Amy Z aiz24 at hotmail.com
Sun Oct 21 10:35:24 UTC 2001


No: HPFGUIDX 28017

Cindy wrote:

> I am still not all the way there, Catlady.  I almost buy the idea 
> that Dumbledore's sadness is over recent events, not old events.  
(At 
> this point, Dumbledore doesn't KNOW Bertha is dead, although he 
> suspects it, but OK, maybe he still feels sad about her 
> disappearance).  

She's been missing without a word for 11 months!  If that happened to 
someone you knew, you'd be beyond worried--you'd be virtually certain 
she was dead.  Dumbledore, unlike Fudge, is not an idiot.  She goes on 
vacation to Albania . . . she is never heard from again . . . now who 
do we know who's in Albania? . . . have we ever seen people 
disappear like this before, hmmm, yes that seems familiar . . . and 
what's that you say, Harry's scar started hurting him shortly after 
her disappearance? . . . it doesn't take a genius.

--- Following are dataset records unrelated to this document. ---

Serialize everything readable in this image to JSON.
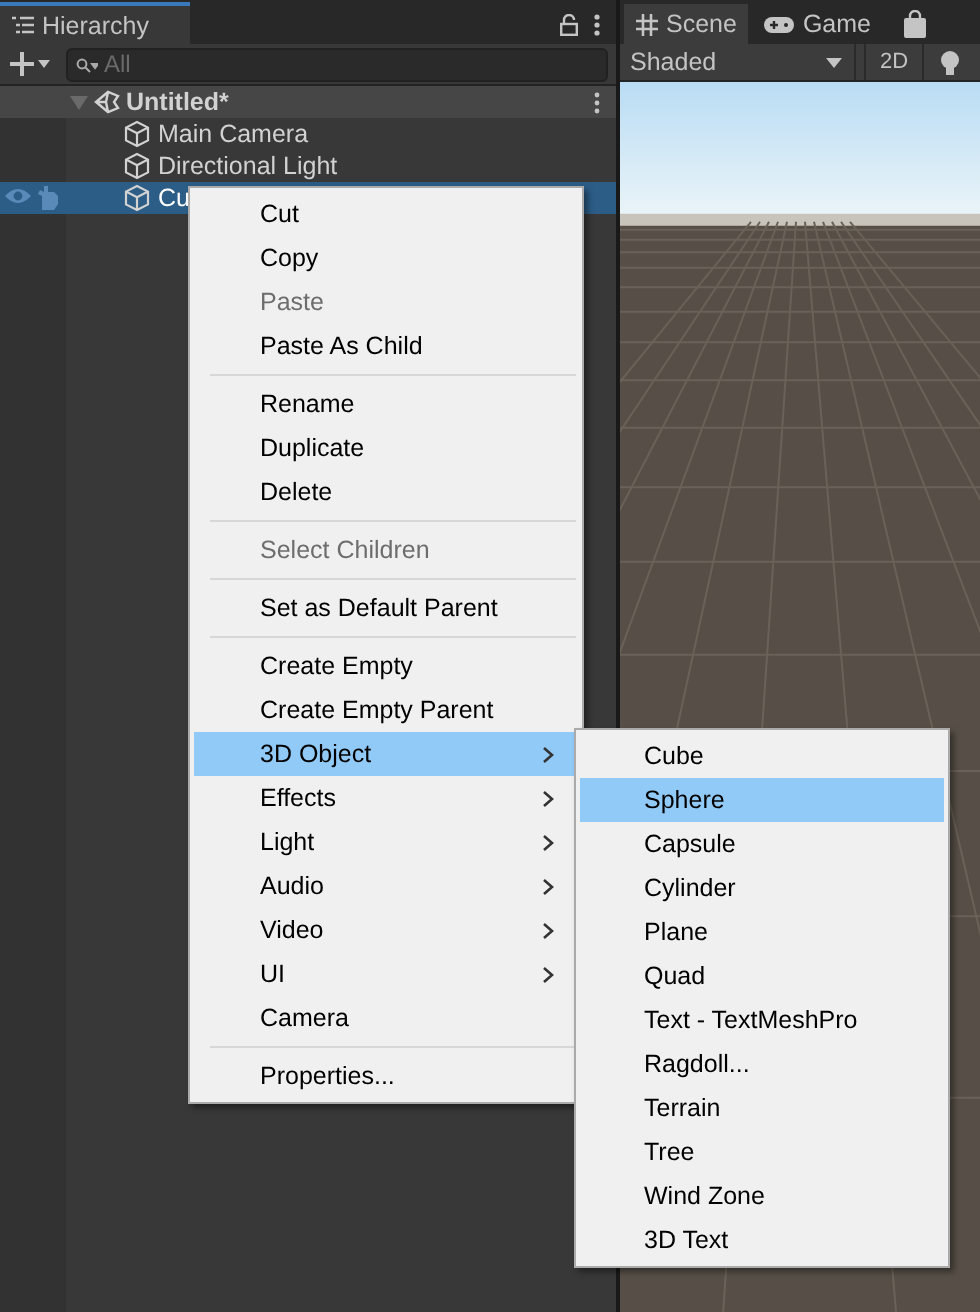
{
  "hierarchy": {
    "title": "Hierarchy",
    "search": {
      "placeholder": "All"
    },
    "scene": {
      "name": "Untitled*",
      "expanded": true
    },
    "objects": [
      {
        "name": "Main Camera",
        "selected": false
      },
      {
        "name": "Directional Light",
        "selected": false
      },
      {
        "name": "Cu",
        "selected": true
      }
    ]
  },
  "scene_panel": {
    "tabs": [
      {
        "label": "Scene",
        "selected": true
      },
      {
        "label": "Game",
        "selected": false
      }
    ],
    "shading": "Shaded",
    "mode_2d": "2D"
  },
  "context_menu": {
    "groups": [
      [
        {
          "label": "Cut",
          "disabled": false,
          "submenu": false,
          "selected": false
        },
        {
          "label": "Copy",
          "disabled": false,
          "submenu": false,
          "selected": false
        },
        {
          "label": "Paste",
          "disabled": true,
          "submenu": false,
          "selected": false
        },
        {
          "label": "Paste As Child",
          "disabled": false,
          "submenu": false,
          "selected": false
        }
      ],
      [
        {
          "label": "Rename",
          "disabled": false,
          "submenu": false,
          "selected": false
        },
        {
          "label": "Duplicate",
          "disabled": false,
          "submenu": false,
          "selected": false
        },
        {
          "label": "Delete",
          "disabled": false,
          "submenu": false,
          "selected": false
        }
      ],
      [
        {
          "label": "Select Children",
          "disabled": true,
          "submenu": false,
          "selected": false
        }
      ],
      [
        {
          "label": "Set as Default Parent",
          "disabled": false,
          "submenu": false,
          "selected": false
        }
      ],
      [
        {
          "label": "Create Empty",
          "disabled": false,
          "submenu": false,
          "selected": false
        },
        {
          "label": "Create Empty Parent",
          "disabled": false,
          "submenu": false,
          "selected": false
        },
        {
          "label": "3D Object",
          "disabled": false,
          "submenu": true,
          "selected": true
        },
        {
          "label": "Effects",
          "disabled": false,
          "submenu": true,
          "selected": false
        },
        {
          "label": "Light",
          "disabled": false,
          "submenu": true,
          "selected": false
        },
        {
          "label": "Audio",
          "disabled": false,
          "submenu": true,
          "selected": false
        },
        {
          "label": "Video",
          "disabled": false,
          "submenu": true,
          "selected": false
        },
        {
          "label": "UI",
          "disabled": false,
          "submenu": true,
          "selected": false
        },
        {
          "label": "Camera",
          "disabled": false,
          "submenu": false,
          "selected": false
        }
      ],
      [
        {
          "label": "Properties...",
          "disabled": false,
          "submenu": false,
          "selected": false
        }
      ]
    ]
  },
  "submenu": {
    "items": [
      {
        "label": "Cube",
        "selected": false
      },
      {
        "label": "Sphere",
        "selected": true
      },
      {
        "label": "Capsule",
        "selected": false
      },
      {
        "label": "Cylinder",
        "selected": false
      },
      {
        "label": "Plane",
        "selected": false
      },
      {
        "label": "Quad",
        "selected": false
      },
      {
        "label": "Text - TextMeshPro",
        "selected": false
      },
      {
        "label": "Ragdoll...",
        "selected": false
      },
      {
        "label": "Terrain",
        "selected": false
      },
      {
        "label": "Tree",
        "selected": false
      },
      {
        "label": "Wind Zone",
        "selected": false
      },
      {
        "label": "3D Text",
        "selected": false
      }
    ]
  }
}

> But Dumbledore has no idea how Wormtail and 
> Voldemort captured Bertha or know that she followed anyone 
anywhere-- 
> we learn about it when Voldemort explains it to the Death Eaters.  
So 
> Dumbledore doesn't yet know enough to link the "Bertha following 
> Snape/Sirius/whoever incident" long ago with the more recent "Bertha 
> following Wormtail incident".

No, he doesn't know how it happened, but he knows Bertha and the kind 
of thing that is likely to get her into trouble.  My sense is that the 
Pensieve puts together one's vague impressions, memories, and 
intuitions and makes them more visible to the conscious mind.  Thus 
Dumbledore's comment to it that he could have connected the 
reappearance of Snape's Dark Mark to Harry's headache without 
assistance--he's saying sarcastically, "thanks, I figured out that 
much all on my own."  So the Pensieve is putting together one of his 
old, seemingly innocuous memories of Bertha with the other events of 
the year and nudging him to notice that there's a connection between 
girl-Bertha's nosiness (and subsequent trouble) and woman-Bertha's 
disappearance.

BTW, Sirius made the same observation during his fireside 
(fire-middle?) chat:  Bertha was an idiot (by which he means bad 
judgment, not all-around stupid; he later comments on her too-good 
memory) and very nosy.

I wrote:

 > LOL!  That is a great comfort to this sloppy knitter.

Catlady wrote:

> But your earlier post said you LIKE cooking and potions, partly 
> because of the care required.

I do like cooking, but less because of the care required than in spite 
of it.  In knitting, if you let up on the Constant Vigilance for even 
a few stitches, you can get a disaster.  I don't exercise that kind of 
concentration; my mind wanders, and then I have trouble.  This is why 
I would enjoy Potions *with another professor,* one who isn't going to 
try to poison my cat because I melt a couple of cauldrons.

Amy Z

---------------------------------------------------------
    "We didn't give it to him because he's a Muggle!"
 said Fred indignantly.
    "No, we gave it to him because he's a great bullying
 git," said George.  "Isn't he, Harry?"
    "Yeah, he is, Mr. Weasley," said Harry earnestly.